Nel 1968 i Vietcong lanciarono nel Vietnam del sud una grande offensiva. Quest’offensiva anche
se non ottenne risultati militari, fece comprendere agli americani l’impossibilità di giungere a una
rapida vittoria. La guerra si trascinava ormai da anni ed era sempre più invisa all’opinione pubblica
americana. Per queste ragioni, nel marzo del 1968, Johnson ordinò la sospensione dei
bombardamenti e annunciò contemporaneamente che non si sarebbe presentato alle elezioni
presidenziali di quell’anno. Il suo successore, il repubblicano Richard Nixon, avviò le trattative di
pace e ridusse l’impegno militare americano.
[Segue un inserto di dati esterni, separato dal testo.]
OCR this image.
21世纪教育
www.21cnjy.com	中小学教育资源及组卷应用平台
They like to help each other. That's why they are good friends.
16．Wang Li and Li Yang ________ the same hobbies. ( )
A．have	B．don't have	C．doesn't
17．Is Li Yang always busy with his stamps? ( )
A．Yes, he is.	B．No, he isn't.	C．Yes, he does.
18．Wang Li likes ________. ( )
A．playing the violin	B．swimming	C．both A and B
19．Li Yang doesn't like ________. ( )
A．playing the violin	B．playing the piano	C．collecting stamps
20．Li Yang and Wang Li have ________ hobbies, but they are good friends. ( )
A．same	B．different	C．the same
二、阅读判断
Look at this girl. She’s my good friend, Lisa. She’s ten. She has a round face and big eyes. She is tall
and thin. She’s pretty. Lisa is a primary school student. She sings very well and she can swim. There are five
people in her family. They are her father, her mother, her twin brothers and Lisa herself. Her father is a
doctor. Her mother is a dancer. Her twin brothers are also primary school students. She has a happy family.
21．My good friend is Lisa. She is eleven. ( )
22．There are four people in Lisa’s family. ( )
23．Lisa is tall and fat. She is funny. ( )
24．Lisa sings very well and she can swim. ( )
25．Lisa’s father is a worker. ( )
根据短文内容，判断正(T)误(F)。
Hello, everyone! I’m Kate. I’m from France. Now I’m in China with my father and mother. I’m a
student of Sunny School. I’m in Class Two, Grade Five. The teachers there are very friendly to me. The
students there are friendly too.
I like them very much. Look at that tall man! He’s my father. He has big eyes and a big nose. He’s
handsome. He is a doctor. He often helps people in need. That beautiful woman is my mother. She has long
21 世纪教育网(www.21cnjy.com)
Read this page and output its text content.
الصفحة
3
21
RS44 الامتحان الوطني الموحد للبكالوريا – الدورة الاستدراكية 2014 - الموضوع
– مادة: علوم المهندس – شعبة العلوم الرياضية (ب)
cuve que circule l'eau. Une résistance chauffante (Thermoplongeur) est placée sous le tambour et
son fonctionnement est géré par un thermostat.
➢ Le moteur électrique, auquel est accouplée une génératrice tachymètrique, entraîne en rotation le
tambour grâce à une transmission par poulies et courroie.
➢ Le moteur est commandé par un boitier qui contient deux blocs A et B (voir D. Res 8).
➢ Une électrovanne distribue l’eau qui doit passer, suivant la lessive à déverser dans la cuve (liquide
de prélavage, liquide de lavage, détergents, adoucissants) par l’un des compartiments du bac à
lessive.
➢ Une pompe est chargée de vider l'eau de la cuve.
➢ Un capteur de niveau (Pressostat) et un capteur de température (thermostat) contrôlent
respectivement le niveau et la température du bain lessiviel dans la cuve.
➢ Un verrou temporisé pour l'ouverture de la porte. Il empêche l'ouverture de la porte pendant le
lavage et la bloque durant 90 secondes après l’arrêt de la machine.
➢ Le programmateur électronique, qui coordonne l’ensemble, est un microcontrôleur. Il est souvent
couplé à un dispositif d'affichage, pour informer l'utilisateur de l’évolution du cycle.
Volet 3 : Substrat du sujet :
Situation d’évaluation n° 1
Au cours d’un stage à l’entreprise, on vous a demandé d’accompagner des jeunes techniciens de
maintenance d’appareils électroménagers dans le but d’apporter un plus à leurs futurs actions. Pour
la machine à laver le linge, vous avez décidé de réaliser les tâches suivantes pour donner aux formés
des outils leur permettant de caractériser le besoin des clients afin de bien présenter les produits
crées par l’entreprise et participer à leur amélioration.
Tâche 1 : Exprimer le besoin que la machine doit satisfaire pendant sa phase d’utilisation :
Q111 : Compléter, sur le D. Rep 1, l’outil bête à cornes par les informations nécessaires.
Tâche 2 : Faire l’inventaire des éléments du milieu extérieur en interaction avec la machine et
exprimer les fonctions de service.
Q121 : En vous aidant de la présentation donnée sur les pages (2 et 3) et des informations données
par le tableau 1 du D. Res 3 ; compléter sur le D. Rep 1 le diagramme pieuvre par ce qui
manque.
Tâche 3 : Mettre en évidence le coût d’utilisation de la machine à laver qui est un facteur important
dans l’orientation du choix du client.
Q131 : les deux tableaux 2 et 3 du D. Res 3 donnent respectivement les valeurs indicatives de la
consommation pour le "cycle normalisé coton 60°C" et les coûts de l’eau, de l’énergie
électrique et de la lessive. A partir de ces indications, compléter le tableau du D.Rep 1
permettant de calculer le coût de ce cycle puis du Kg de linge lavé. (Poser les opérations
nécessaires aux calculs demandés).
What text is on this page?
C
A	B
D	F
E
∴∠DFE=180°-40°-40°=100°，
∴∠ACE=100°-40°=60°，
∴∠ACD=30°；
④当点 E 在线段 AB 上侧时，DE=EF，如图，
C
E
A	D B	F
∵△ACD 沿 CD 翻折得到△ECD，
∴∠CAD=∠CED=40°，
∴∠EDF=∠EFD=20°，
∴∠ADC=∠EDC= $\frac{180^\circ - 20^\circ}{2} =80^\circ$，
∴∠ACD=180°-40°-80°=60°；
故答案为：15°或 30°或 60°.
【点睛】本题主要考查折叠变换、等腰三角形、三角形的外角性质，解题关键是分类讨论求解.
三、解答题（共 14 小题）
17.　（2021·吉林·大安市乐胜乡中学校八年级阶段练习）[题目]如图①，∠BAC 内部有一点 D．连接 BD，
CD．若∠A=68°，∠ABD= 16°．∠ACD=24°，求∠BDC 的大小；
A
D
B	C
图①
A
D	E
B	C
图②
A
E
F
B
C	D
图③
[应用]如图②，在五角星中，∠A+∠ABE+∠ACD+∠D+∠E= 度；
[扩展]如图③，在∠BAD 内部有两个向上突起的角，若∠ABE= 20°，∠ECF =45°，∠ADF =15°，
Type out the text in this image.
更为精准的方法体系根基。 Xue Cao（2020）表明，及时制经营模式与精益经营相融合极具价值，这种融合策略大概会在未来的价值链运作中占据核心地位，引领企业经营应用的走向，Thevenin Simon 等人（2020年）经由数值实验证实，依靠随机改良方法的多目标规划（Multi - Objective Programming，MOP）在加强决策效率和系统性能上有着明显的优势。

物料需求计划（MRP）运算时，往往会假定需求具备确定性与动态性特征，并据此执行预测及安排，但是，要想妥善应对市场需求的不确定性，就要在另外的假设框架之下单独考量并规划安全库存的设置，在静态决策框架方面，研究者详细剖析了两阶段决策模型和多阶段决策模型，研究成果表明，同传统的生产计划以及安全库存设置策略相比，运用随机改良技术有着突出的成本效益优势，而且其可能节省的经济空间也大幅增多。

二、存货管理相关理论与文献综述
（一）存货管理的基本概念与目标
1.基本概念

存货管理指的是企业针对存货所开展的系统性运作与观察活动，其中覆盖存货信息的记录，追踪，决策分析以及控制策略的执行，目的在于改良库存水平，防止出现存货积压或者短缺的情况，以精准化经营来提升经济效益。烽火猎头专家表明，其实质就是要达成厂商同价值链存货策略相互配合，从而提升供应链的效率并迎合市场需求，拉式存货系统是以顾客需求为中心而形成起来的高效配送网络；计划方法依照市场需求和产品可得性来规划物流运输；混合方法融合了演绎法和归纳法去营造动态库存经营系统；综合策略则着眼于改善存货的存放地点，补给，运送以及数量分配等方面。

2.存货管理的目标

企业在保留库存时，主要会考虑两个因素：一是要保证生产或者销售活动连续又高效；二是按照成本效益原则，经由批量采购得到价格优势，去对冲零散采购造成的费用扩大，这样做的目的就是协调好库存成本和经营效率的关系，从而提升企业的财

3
La guerra si concluse nel 1973 con un armistizio firmato a Parigi che prevedeva il graduale ritiro
del contingente americano. La riunificazione del paese avvenne il 30 aprile 1975 quando i Vietcong
e i nordvietnamiti, sconfitto l’esercito sudvietnamita, entrarono a Saigon, la capitale del Vietnam
del sud. Il Vietnam fu riunificato sotto il regime comunista e si avvicino all’unione sovietica,
ponendosi in contrasto con la Cina.
Gli Stati Uniti vissero con la guerra del Vietnam uno dei periodi più difficili della loro storia
recente: oltre all’insuccesso militare e alla generalizzata riprovazione internazionale, gli americani
dovettero affrontare una lacerante contestazione interna. infatti vi fu una un’aspra contestazione
interna sulla necessità di inviare giovani americani a morire in Vietnam e ci si interrogò anche sulle
ragioni dell’impossibilità di sconfiggere il piccolo Vietnam. A questi interrogativi il governo
rispondeva che:
- la guerra era necessaria, in quanto occorreva impedire al comunismo di espandersi in
Vietnam, e da lì conquistare tutta l’Asia sud orientale;
- Le difficoltà nascevano dal fatto che il Vietnam del Nord non combatteva in modo
tradizionale, schierando in campo aperto il proprio esercito, ma usava il metodo della
guerriglia, decisamente più difficile da affrontare Danny entrare da parte di un esercito
preparato per un altro tipo di guerra.
La sconfitta americana portò come contraccolpo alla costituzione di regimi comunisti anche in Laos
e in Cambogia: in quest’ultimo paese andarono al potere i cosiddetti Khmer rossi, un gruppo di
guerriglieri comunisti che diedero vita a durissime misure di repressione: un vero e proprio
sterminio.
4. La contestazione del 68
Contro la guerra del Vietnam polemizzò duramente il sessantotto: il movimento nazionale che
esplose nel 1968 con una serie di grandi agitazioni nelle università, nelle scuole secondarie, nelle
fabbriche nelle piazze. Ne furono protagonisti i giovani: uno scontro generazionale senza
precedenti nella storia. I giovani infatti non sono sempre esistiti , almeno come noi oggi li
intendiamo: un gruppo sociale caratterizzato da valori, simboli e gusti propri. In questo senso i
giovani iniziano a esistere solo con la piena maturazione della società di massa. Ai giovani
statunitensi si affiancarono quelli europei nel manifestare un’insofferenza generale per il mondo
degli adulti ritenuto nevrotico e falso. Il punto più alto della crisi fu avvertito, quasi
contemporaneamente nel 1968. Fu allora che milioni di giovani scesero in piazza per contestare il
sistema e sottoporre a critica radicale le istituzioni e i fondamenti stessi della società in cui
vivevano.
Tutti i grandi centri universitari europei vennero toccati, ma anche l’altra parte del mondo, quella
comunista, venne attraversata in molti punti dalla volontà di cambiamento: la primavera di Praga e
la rivoluzione culturale cinese di Mao furono eventi che fecero sentire ai giovani un senso di
solidarietà cosmopolita. Se in America la contestazione ebbe come obiettivi il modello di vita
occidentale e la partecipazione degli Stati Uniti alla guerra del Vietnam, in Europa la presenza di
forti partiti di sinistra spinse il movimento giovanile a sostenere le lotte sindacali.